I might've mentioned this elsewhere, but the biggest advantage I've seen from watercooling is this consistency of clock. It just doesn't budge. I've read people say that over time in gaming they see their clocks tend to fall a bit, like up to ~100mhz or so, despite the core temp staying well below 84°C, let alone 90°C. Apparently it's Boost 3.0 at play due to the whole board, gpu, memory, vrms getting hot, becoming power inefficient, voltage drops due to increased resistance and thus then the core frequency drops to compensate. This doesn't happen on water since all that heat is being sapped away.

250w TDP on that thing being cooled by the same blower on a card with almost half the core count... :confused:

Oh yeah:
The New NVIDIA TITAN X: The Ultimate. Period. | The Official NVIDIA Blog

"High performance engineering for maximum overclocking".

Right, so please provide some official overclocking tools then, nvidia, since I bought the card based on this promise, else it's lawyer time!

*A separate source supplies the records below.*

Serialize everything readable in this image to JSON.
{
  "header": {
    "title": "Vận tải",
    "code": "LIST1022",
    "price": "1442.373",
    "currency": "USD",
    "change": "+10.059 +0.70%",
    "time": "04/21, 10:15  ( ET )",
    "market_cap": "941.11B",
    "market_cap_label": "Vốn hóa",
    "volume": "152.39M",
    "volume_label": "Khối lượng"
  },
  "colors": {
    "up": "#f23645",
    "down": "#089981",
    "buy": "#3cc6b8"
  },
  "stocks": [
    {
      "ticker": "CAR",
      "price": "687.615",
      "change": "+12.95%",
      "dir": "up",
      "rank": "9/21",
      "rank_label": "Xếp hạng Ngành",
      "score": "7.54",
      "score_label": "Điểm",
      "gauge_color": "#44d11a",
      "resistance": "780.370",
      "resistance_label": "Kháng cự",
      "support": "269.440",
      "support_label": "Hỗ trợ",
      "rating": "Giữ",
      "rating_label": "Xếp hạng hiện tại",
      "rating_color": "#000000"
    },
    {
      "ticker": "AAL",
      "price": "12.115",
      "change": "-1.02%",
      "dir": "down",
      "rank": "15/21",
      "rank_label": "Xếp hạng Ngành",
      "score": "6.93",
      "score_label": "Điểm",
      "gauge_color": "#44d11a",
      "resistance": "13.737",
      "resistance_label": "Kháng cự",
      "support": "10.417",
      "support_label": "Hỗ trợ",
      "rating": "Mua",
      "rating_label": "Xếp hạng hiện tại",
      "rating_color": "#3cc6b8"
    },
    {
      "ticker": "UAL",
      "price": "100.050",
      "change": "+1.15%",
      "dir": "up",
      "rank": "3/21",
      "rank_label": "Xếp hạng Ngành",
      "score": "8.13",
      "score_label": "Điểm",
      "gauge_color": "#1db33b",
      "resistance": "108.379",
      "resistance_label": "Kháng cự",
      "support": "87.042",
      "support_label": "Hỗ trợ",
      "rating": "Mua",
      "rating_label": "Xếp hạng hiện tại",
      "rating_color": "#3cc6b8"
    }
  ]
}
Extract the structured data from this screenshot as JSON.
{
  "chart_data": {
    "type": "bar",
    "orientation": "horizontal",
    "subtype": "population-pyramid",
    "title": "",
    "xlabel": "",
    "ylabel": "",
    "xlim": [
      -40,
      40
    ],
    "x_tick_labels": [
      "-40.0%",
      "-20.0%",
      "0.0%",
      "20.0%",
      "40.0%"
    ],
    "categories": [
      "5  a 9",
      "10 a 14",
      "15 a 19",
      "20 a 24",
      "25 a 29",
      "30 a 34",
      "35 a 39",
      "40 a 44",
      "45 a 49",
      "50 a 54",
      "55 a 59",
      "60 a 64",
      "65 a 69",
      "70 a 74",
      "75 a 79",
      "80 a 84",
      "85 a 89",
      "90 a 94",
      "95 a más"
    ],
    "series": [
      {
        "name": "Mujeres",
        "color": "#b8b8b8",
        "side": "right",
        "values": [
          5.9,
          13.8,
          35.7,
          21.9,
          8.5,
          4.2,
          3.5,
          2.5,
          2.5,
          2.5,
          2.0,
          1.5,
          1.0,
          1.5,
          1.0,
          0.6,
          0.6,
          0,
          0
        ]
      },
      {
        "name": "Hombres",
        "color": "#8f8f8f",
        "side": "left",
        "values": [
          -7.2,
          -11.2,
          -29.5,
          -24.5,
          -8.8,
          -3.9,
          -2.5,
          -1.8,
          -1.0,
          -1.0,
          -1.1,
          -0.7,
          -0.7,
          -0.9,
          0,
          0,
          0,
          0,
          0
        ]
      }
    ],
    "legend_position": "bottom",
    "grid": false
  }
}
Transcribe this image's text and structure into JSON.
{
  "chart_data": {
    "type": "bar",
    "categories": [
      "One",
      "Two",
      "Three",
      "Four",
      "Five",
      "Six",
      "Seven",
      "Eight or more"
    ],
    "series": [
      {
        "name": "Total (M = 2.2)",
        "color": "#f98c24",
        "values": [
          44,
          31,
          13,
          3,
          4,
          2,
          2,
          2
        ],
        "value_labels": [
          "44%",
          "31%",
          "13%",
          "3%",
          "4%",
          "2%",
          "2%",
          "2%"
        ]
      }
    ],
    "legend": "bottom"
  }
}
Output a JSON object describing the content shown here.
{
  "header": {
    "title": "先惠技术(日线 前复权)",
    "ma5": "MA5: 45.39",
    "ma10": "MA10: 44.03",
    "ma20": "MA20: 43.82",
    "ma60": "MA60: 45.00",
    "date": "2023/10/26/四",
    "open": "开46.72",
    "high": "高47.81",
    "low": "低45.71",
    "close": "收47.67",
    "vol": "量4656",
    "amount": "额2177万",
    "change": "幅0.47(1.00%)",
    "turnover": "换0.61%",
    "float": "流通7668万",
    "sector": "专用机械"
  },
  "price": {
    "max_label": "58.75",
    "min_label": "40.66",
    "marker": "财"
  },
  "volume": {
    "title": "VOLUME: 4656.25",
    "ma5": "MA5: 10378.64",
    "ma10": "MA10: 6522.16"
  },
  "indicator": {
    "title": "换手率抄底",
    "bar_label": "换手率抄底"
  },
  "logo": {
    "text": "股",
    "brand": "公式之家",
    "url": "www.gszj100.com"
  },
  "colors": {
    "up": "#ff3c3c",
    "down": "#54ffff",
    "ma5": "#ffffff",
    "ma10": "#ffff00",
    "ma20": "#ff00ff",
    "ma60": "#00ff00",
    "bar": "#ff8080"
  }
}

I mean I'm not serious, but there is actually a serious case here if nvidia don't provide, officially, the tools required to do with the card what they advertised the card would do... :cautious:
 
Any word on the release date for the EVGA Titan Hybrid kit?
No, but Jacob did say on the EVGA forums that they were only in the early stages of development. I would not expect it for awhile. NZXT said that they were going to be testing fitment of the G10, so there is that.
 
I'm sure the power limit will be defeated by a modded vbios in due time.
 
Just realized I did not have my temperature target set to 90. That helped with OCs a bit. Currently at +190/+500 which seems stable in Overwatch. Will try some GTA V later to really push the card. Overwatch is only hitting around 80-90% GPU usage for a consistent 144fps @ 1440. GPU clock in game holds stable around 1930MHz, definitely limited by temperature. Fan is at 80% and I don't really want to go louder even with headphones.
 
I'm curious. At 42°C on water at 2050mhz, how close are you to the power limit?

I think with a good water block and some voltage tweaks even the poor overclockers might wind up being screamers, if we don't run up against the 120% power limit.

I posted this chart from a Time Spy run over on the benchmark thread (+200/550, temps under 50C):

kvLmwYA.png
 
I don't know about anyone else, but I'm going with the EVGA Titan X hybrid kit once they release it. This card is begging for it.